When this issue first came up and when I looked at and read the new household survey, I was certainly struck by the fact that those particular questions on unpaid work had been excised from the household survey.
It brought to mind the real fight there had been in the women's movement back in the 1960s and 1970s--and indeed stretching back to the time when Charlotte Whitton was president of CCSD, back in the 1920s--around the number of women engaged in trying to elevate the importance of unpaid work. Those groups ranged across the ideological spectrum. They were people who were concerned about the labour market, but concerned also about unpaid caring work that women were doing. Certainly the fight for the inclusion of these questions in the census had everything to do with understanding women's equality and making the case that women who were labouring in the home were doing incredibly important caregiving work that was not being captured in our formal economic accounts. We can document that history with the national accounts and the work of Marilyn Waring in If Women Counted.
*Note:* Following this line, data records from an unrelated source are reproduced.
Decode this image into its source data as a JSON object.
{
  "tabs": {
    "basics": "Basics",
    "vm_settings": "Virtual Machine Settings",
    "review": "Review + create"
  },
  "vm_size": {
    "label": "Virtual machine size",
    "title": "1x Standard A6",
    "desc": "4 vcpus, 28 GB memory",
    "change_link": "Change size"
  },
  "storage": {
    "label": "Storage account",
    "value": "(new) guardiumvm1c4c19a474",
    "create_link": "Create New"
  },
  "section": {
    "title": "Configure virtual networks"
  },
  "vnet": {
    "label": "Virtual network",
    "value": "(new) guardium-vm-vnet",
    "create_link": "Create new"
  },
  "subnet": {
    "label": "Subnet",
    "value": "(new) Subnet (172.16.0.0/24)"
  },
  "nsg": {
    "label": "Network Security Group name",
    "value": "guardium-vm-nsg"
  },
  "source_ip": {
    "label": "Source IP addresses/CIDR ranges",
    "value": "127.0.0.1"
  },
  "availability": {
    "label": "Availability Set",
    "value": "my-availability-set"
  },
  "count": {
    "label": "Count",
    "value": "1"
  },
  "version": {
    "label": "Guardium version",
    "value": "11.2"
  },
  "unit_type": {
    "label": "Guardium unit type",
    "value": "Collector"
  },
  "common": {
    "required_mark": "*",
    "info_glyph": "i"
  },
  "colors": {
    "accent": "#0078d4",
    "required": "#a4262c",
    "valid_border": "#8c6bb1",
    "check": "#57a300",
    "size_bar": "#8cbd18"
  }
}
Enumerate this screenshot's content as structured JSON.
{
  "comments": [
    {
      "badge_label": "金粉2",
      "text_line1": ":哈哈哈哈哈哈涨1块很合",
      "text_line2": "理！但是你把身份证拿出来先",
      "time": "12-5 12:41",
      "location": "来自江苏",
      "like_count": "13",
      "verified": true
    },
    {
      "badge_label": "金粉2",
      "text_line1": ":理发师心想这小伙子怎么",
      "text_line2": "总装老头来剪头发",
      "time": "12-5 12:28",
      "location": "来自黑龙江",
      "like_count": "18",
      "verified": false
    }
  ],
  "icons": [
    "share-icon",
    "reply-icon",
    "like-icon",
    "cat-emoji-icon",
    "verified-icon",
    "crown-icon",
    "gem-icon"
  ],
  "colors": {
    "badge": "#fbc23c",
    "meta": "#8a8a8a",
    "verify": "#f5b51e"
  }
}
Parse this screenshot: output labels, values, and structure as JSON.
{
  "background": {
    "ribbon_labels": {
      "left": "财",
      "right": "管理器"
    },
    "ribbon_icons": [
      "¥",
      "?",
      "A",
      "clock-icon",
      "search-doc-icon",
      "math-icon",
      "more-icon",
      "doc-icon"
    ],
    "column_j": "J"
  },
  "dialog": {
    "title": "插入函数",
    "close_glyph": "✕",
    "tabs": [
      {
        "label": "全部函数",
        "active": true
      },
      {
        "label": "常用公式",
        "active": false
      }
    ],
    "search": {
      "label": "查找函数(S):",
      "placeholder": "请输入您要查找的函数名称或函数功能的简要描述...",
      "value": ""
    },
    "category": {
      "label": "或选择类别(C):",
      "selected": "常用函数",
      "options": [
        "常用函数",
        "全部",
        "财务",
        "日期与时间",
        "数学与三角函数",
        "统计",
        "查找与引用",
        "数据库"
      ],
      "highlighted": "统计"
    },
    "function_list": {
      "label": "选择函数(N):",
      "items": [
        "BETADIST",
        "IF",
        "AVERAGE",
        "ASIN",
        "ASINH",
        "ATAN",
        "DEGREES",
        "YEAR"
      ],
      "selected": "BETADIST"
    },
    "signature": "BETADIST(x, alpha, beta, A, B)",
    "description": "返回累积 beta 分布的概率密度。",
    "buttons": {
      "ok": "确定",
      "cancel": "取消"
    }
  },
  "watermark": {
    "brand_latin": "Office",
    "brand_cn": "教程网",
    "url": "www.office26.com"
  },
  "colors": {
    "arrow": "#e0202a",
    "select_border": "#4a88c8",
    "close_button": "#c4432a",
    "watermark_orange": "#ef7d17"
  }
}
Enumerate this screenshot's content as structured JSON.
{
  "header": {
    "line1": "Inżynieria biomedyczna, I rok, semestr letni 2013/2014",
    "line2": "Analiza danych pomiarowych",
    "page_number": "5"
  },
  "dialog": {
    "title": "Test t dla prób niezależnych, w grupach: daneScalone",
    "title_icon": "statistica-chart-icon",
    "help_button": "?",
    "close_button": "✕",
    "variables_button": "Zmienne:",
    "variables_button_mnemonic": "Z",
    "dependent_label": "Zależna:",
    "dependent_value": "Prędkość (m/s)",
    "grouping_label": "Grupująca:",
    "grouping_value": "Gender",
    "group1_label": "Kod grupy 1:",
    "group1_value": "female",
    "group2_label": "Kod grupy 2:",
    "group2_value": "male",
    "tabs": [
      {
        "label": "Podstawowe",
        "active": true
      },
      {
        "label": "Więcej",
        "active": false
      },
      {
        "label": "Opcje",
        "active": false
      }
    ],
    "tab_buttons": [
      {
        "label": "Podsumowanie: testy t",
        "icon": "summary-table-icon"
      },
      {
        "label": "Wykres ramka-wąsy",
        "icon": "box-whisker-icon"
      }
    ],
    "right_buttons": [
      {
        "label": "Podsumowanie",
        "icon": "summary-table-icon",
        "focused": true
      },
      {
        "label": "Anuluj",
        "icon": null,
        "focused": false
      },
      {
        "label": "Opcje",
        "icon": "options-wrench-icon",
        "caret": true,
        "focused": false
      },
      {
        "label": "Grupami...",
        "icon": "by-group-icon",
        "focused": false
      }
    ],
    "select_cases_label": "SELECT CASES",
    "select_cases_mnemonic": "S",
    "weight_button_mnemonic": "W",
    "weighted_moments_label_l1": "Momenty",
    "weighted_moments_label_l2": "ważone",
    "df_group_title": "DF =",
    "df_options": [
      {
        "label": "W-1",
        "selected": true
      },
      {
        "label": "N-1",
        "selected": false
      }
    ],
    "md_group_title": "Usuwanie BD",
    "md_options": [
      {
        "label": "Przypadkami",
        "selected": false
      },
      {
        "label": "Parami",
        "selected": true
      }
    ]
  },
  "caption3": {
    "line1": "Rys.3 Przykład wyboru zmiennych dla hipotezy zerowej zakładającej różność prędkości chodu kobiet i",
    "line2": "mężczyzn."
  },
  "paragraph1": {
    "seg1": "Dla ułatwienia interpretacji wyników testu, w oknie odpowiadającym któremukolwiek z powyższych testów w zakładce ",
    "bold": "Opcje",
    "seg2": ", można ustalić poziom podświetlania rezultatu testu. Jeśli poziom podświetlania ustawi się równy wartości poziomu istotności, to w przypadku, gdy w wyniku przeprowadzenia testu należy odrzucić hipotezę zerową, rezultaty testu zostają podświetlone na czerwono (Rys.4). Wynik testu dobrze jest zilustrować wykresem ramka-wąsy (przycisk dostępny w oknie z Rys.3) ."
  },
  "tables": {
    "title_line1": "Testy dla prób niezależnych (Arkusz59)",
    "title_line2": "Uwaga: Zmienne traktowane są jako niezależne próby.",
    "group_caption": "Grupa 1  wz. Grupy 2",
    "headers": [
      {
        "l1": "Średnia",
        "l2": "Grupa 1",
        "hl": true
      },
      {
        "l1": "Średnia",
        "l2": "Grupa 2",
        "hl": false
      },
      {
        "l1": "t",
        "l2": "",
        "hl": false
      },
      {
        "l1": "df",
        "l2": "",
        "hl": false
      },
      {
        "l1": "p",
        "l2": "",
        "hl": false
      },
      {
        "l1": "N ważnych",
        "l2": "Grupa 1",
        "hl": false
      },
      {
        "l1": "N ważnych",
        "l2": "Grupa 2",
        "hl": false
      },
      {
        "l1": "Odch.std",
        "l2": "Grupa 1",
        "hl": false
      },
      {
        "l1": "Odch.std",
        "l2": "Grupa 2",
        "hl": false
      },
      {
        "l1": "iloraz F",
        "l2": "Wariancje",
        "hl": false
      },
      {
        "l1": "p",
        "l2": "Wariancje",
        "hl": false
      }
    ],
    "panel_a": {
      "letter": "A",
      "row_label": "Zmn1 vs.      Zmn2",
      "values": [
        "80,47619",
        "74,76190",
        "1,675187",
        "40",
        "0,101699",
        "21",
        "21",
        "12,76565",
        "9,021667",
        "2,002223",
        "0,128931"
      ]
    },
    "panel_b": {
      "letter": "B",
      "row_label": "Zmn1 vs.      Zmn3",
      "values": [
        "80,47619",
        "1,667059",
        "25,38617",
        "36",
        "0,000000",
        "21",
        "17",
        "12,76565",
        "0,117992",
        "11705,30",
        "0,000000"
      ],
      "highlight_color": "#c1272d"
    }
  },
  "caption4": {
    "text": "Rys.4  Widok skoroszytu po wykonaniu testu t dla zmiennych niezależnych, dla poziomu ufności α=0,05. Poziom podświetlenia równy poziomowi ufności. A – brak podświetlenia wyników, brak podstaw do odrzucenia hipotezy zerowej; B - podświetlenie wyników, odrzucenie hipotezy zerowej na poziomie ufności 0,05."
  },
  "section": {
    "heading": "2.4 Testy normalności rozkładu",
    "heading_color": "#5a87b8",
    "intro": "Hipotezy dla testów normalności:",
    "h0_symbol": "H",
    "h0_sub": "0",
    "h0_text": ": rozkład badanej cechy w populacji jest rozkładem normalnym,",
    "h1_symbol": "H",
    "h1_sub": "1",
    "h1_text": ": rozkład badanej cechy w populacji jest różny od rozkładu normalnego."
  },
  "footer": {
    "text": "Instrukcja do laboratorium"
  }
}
How quietly this happened. This one set of questions, without consultation, was excised from the 2011 census. I have been struck by the silence, because it really does strike profoundly at questions of women's equality.
While there are now new data collection instruments and surveys, such as the GSS, that look at care and elder care and child care, they don't facilitate the ability to do the kind of far-reaching analysis around gender equality that Leroy and Doug were talking about that you are able to do with the census.
You're absolutely correct that this has been quite striking, and the silence has been profound.